The book was published as a community non-profit self-publishing project, via a crowdfunding campaing organized by The Travel Club (Klub putnika). It is available as an openly licenced free electronic book (currently only in Serbo-Croatian; we are working on the English version at the moment).

The term bantustan, with its Apartheid undertone and its post-Yugoslav connotation, is used as a symbol of both personal and collective segregation, isolation and self-isolation. The act of traveling is thus an anti-bantustan act, just as the journey of the book itself, from one reader to another, is also an anti-bantustan act. Creating unexpected connections and fluid spaces beyond any border – state, national, historical, psychological, economic.

A series of visualizations show these spaces and connections. There are precise statistics: where the book was ordered from, to which places, cities, countries and continents the book went. There are also artistic depictions of the connections between these places, which are generated algorithmically and are different each time.

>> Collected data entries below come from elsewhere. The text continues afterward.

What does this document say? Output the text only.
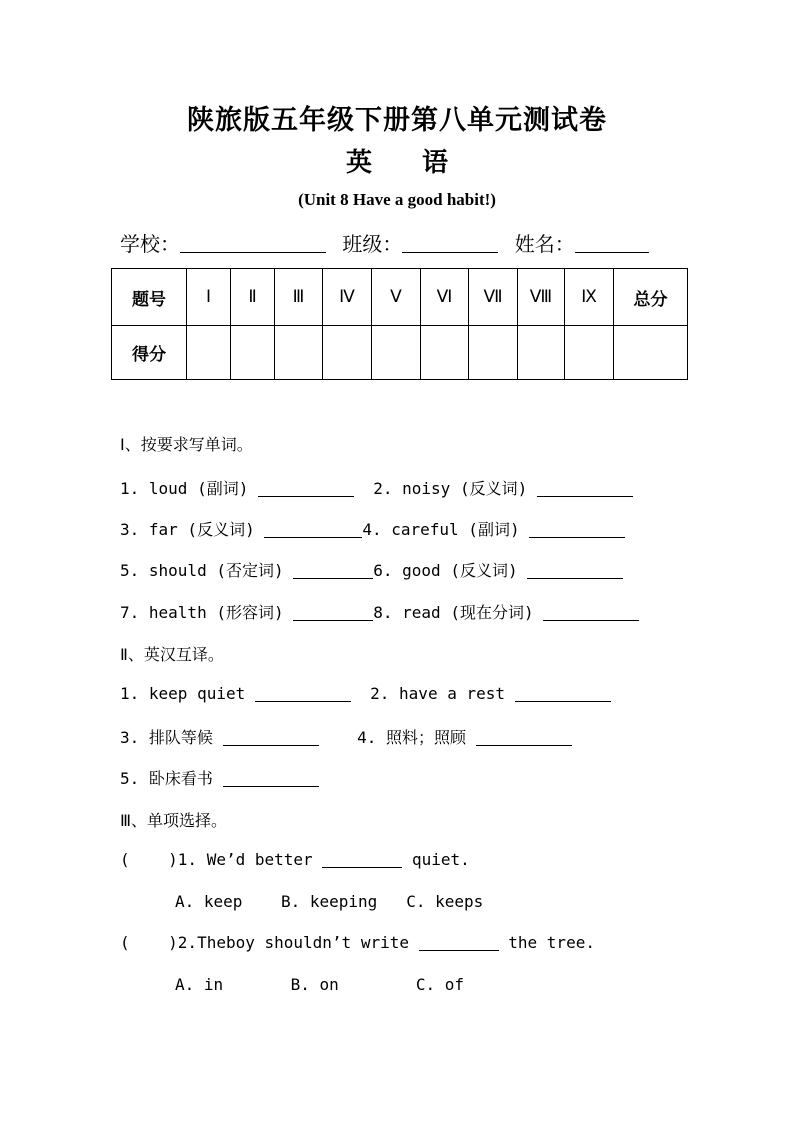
陕旅版五年级下册第八单元测试卷
英 语
(Unit 8 Have a good habit!)
学校：	班级：	姓名：
题号	Ⅰ	Ⅱ	Ⅲ	Ⅳ	Ⅴ	Ⅵ	Ⅶ	Ⅷ	Ⅸ	总分
得分										
Ⅰ、按要求写单词。
1. loud (副词)	2. noisy (反义词)
3. far (反义词)	4. careful (副词)
5. should (否定词)	6. good (反义词)
7. health (形容词)	8. read (现在分词)
Ⅱ、英汉互译。
1. keep quiet	2. have a rest
3. 排队等候	4. 照料；照顾
5. 卧床看书
Ⅲ、单项选择。
(    )1. We’d better	quiet.
A. keep B. keeping C. keeps
(    )2.Theboy shouldn’t write	the tree.
A. in	B. on	C. of
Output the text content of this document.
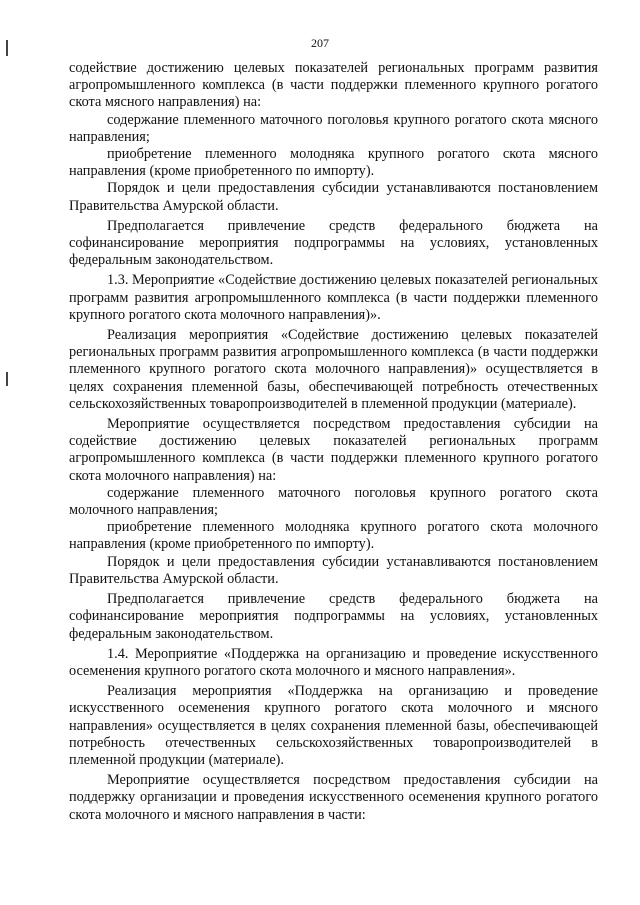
207

содействие достижению целевых показателей региональных программ развития агропромышленного комплекса (в части поддержки племенного крупного рогатого скота мясного направления) на:

содержание племенного маточного поголовья крупного рогатого скота мясного направления;

приобретение племенного молодняка крупного рогатого скота мясного направления (кроме приобретенного по импорту).

Порядок и цели предоставления субсидии устанавливаются постановлением Правительства Амурской области.

Предполагается привлечение средств федерального бюджета на софинансирование мероприятия подпрограммы на условиях, установленных федеральным законодательством.

1.3. Мероприятие «Содействие достижению целевых показателей региональных программ развития агропромышленного комплекса (в части поддержки племенного крупного рогатого скота молочного направления)».

Реализация мероприятия «Содействие достижению целевых показателей региональных программ развития агропромышленного комплекса (в части поддержки племенного крупного рогатого скота молочного направления)» осуществляется в целях сохранения племенной базы, обеспечивающей потребность отечественных сельскохозяйственных товаропроизводителей в племенной продукции (материале).

Мероприятие осуществляется посредством предоставления субсидии на содействие достижению целевых показателей региональных программ агропромышленного комплекса (в части поддержки племенного крупного рогатого скота молочного направления) на:

содержание племенного маточного поголовья крупного рогатого скота молочного направления;

приобретение племенного молодняка крупного рогатого скота молочного направления (кроме приобретенного по импорту).

Порядок и цели предоставления субсидии устанавливаются постановлением Правительства Амурской области.

Предполагается привлечение средств федерального бюджета на софинансирование мероприятия подпрограммы на условиях, установленных федеральным законодательством.

1.4. Мероприятие «Поддержка на организацию и проведение искусственного осеменения крупного рогатого скота молочного и мясного направления».

Реализация мероприятия «Поддержка на организацию и проведение искусственного осеменения крупного рогатого скота молочного и мясного направления» осуществляется в целях сохранения племенной базы, обеспечивающей потребность отечественных сельскохозяйственных товаропроизводителей в племенной продукции (материале).

Мероприятие осуществляется посредством предоставления субсидии на поддержку организации и проведения искусственного осеменения крупного рогатого скота молочного и мясного направления в части:
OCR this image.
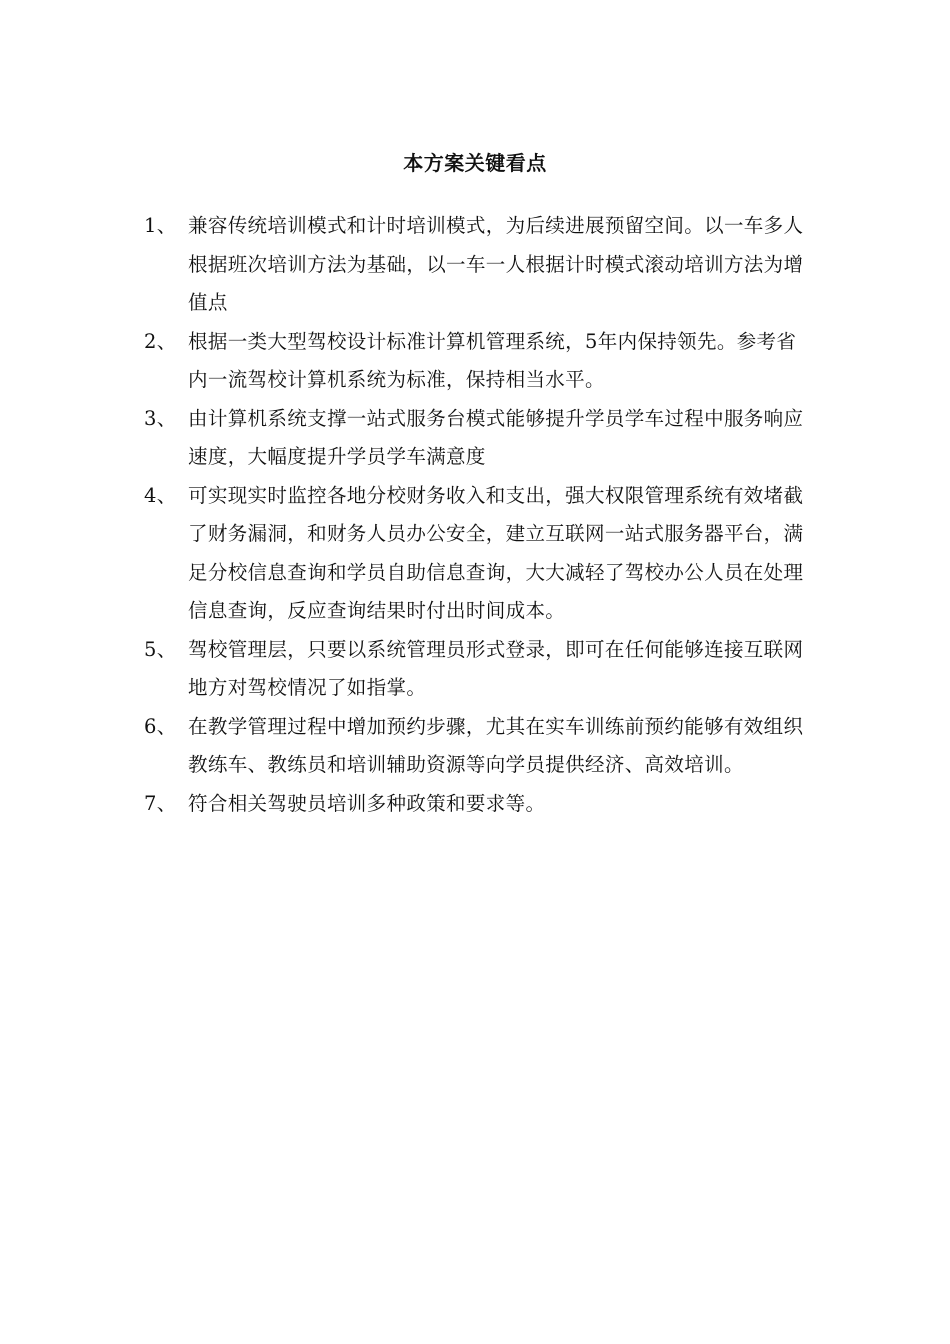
本方案关键看点
1、 兼容传统培训模式和计时培训模式，为后续进展预留空间。以一车多人根据班次培训方法为基础，以一车一人根据计时模式滚动培训方法为增值点
2、 根据一类大型驾校设计标准计算机管理系统，5年内保持领先。参考省内一流驾校计算机系统为标准，保持相当水平。
3、 由计算机系统支撑一站式服务台模式能够提升学员学车过程中服务响应速度，大幅度提升学员学车满意度
4、 可实现实时监控各地分校财务收入和支出，强大权限管理系统有效堵截了财务漏洞，和财务人员办公安全，建立互联网一站式服务器平台，满足分校信息查询和学员自助信息查询，大大减轻了驾校办公人员在处理信息查询，反应查询结果时付出时间成本。
5、 驾校管理层，只要以系统管理员形式登录，即可在任何能够连接互联网地方对驾校情况了如指掌。
6、 在教学管理过程中增加预约步骤，尤其在实车训练前预约能够有效组织教练车、教练员和培训辅助资源等向学员提供经济、高效培训。
7、 符合相关驾驶员培训多种政策和要求等。
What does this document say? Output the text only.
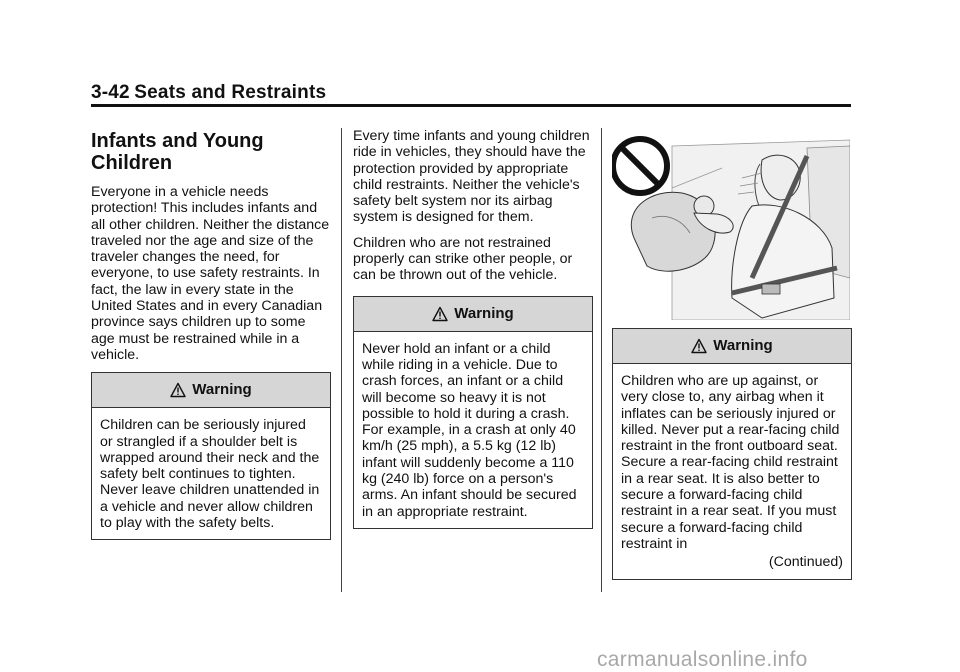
3-42 Seats and Restraints
Infants and Young Children

Everyone in a vehicle needs protection! This includes infants and all other children. Neither the distance traveled nor the age and size of the traveler changes the need, for everyone, to use safety restraints. In fact, the law in every state in the United States and in every Canadian province says children up to some age must be restrained while in a vehicle.

Warning
Children can be seriously injured or strangled if a shoulder belt is wrapped around their neck and the safety belt continues to tighten. Never leave children unattended in a vehicle and never allow children to play with the safety belts.

Every time infants and young children ride in vehicles, they should have the protection provided by appropriate child restraints. Neither the vehicle's safety belt system nor its airbag system is designed for them.

Children who are not restrained properly can strike other people, or can be thrown out of the vehicle.

Warning
Never hold an infant or a child while riding in a vehicle. Due to crash forces, an infant or a child will become so heavy it is not possible to hold it during a crash. For example, in a crash at only 40 km/h (25 mph), a 5.5 kg (12 lb) infant will suddenly become a 110 kg (240 lb) force on a person's arms. An infant should be secured in an appropriate restraint.
Warning
Children who are up against, or very close to, any airbag when it inflates can be seriously injured or killed. Never put a rear-facing child restraint in the front outboard seat. Secure a rear-facing child restraint in a rear seat. It is also better to secure a forward-facing child restraint in a rear seat. If you must secure a forward-facing child restraint in
(Continued)
carmanualsonline.info
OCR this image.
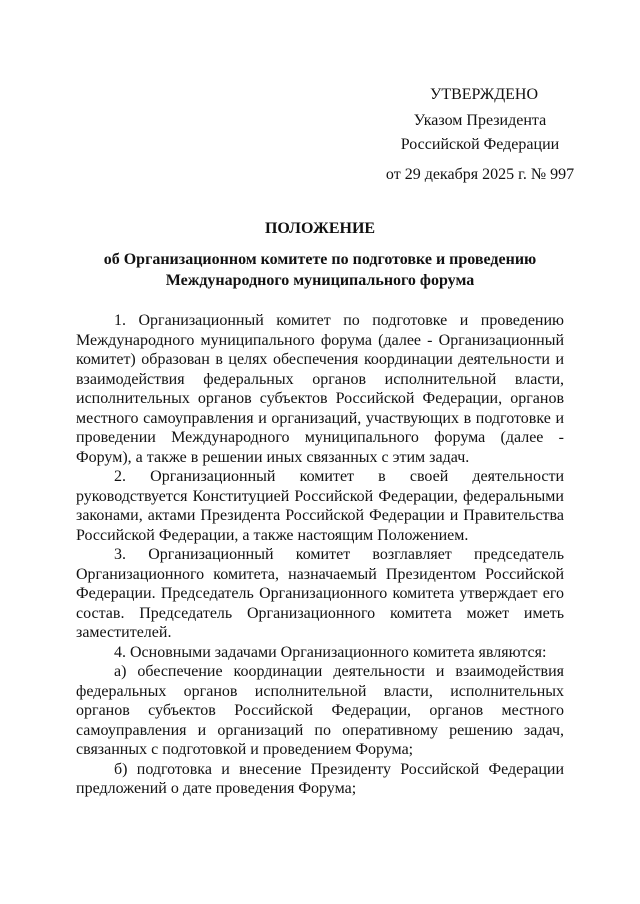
УТВЕРЖДЕНО
Указом Президента
Российской Федерации
от 29 декабря 2025 г. № 997
ПОЛОЖЕНИЕ
об Организационном комитете по подготовке и проведению Международного муниципального форума

1. Организационный комитет по подготовке и проведению Международного муниципального форума (далее - Организационный комитет) образован в целях обеспечения координации деятельности и взаимодействия федеральных органов исполнительной власти, исполнительных органов субъектов Российской Федерации, органов местного самоуправления и организаций, участвующих в подготовке и проведении Международного муниципального форума (далее - Форум), а также в решении иных связанных с этим задач.

2. Организационный комитет в своей деятельности руководствуется Конституцией Российской Федерации, федеральными законами, актами Президента Российской Федерации и Правительства Российской Федерации, а также настоящим Положением.

3. Организационный комитет возглавляет председатель Организационного комитета, назначаемый Президентом Российской Федерации. Председатель Организационного комитета утверждает его состав. Председатель Организационного комитета может иметь заместителей.

4. Основными задачами Организационного комитета являются:

а) обеспечение координации деятельности и взаимодействия федеральных органов исполнительной власти, исполнительных органов субъектов Российской Федерации, органов местного самоуправления и организаций по оперативному решению задач, связанных с подготовкой и проведением Форума;

б) подготовка и внесение Президенту Российской Федерации предложений о дате проведения Форума;
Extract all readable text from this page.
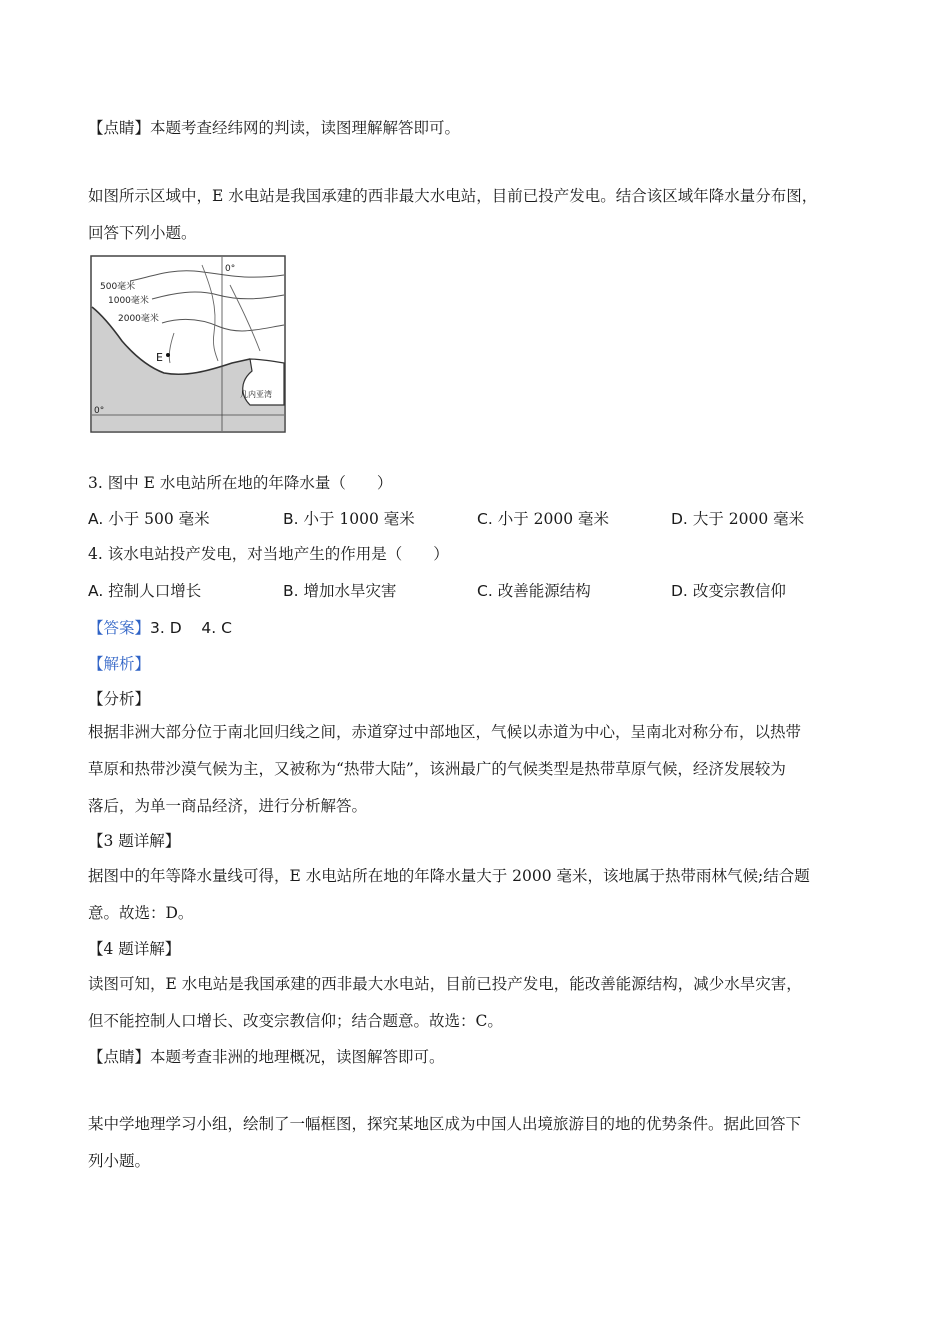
【点睛】本题考查经纬网的判读，读图理解解答即可。
如图所示区域中，E 水电站是我国承建的西非最大水电站，目前已投产发电。结合该区域年降水量分布图，
回答下列小题。
500毫米
1000毫米
2000毫米
0°
0°
E
几内亚湾
3. 图中 E 水电站所在地的年降水量（　　）
A. 小于 500 毫米	B. 小于 1000 毫米	C. 小于 2000 毫米	D. 大于 2000 毫米
4. 该水电站投产发电，对当地产生的作用是（　　）
A. 控制人口增长	B. 增加水旱灾害	C. 改善能源结构	D. 改变宗教信仰
【答案】3. D    4. C
【解析】
【分析】
根据非洲大部分位于南北回归线之间，赤道穿过中部地区，气候以赤道为中心，呈南北对称分布，以热带
草原和热带沙漠气候为主，又被称为“热带大陆”，该洲最广的气候类型是热带草原气候，经济发展较为
落后，为单一商品经济，进行分析解答。
【3 题详解】
据图中的年等降水量线可得，E 水电站所在地的年降水量大于 2000 毫米，该地属于热带雨林气候;结合题
意。故选：D。
【4 题详解】
读图可知，E 水电站是我国承建的西非最大水电站，目前已投产发电，能改善能源结构，减少水旱灾害，
但不能控制人口增长、改变宗教信仰；结合题意。故选：C。
【点睛】本题考查非洲的地理概况，读图解答即可。
某中学地理学习小组，绘制了一幅框图，探究某地区成为中国人出境旅游目的地的优势条件。据此回答下
列小题。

By changing the drawing parameters, users / readers / viewers can change the appearance of the map. Just as particles collide in a fluid, people and stories collide on these maps.

These maps are also a visual analysis of the muddy cultural space of the pluricentric Serbo-Croatian language. Although it is not impossible to recognize the borders of former and current countries on these maps, data visualization creates a new and authentic geography of readership.

Data visualizations were published on The Travel Club portal, in Serbo-Croatian, in the form of interactive articles or essays:

Where Did Bantustan Travel? (Gde je sve otišao Bantustan?)
Bantustan: How Dots Connect (Kako se spajaju tačke)

The project was presented in several cities, as part of regional literary promotions and forums. I've incorporated it into syllabi for the subjects I created for the Department of Digital Art at the Faculty of Media and Communications in Belgrade.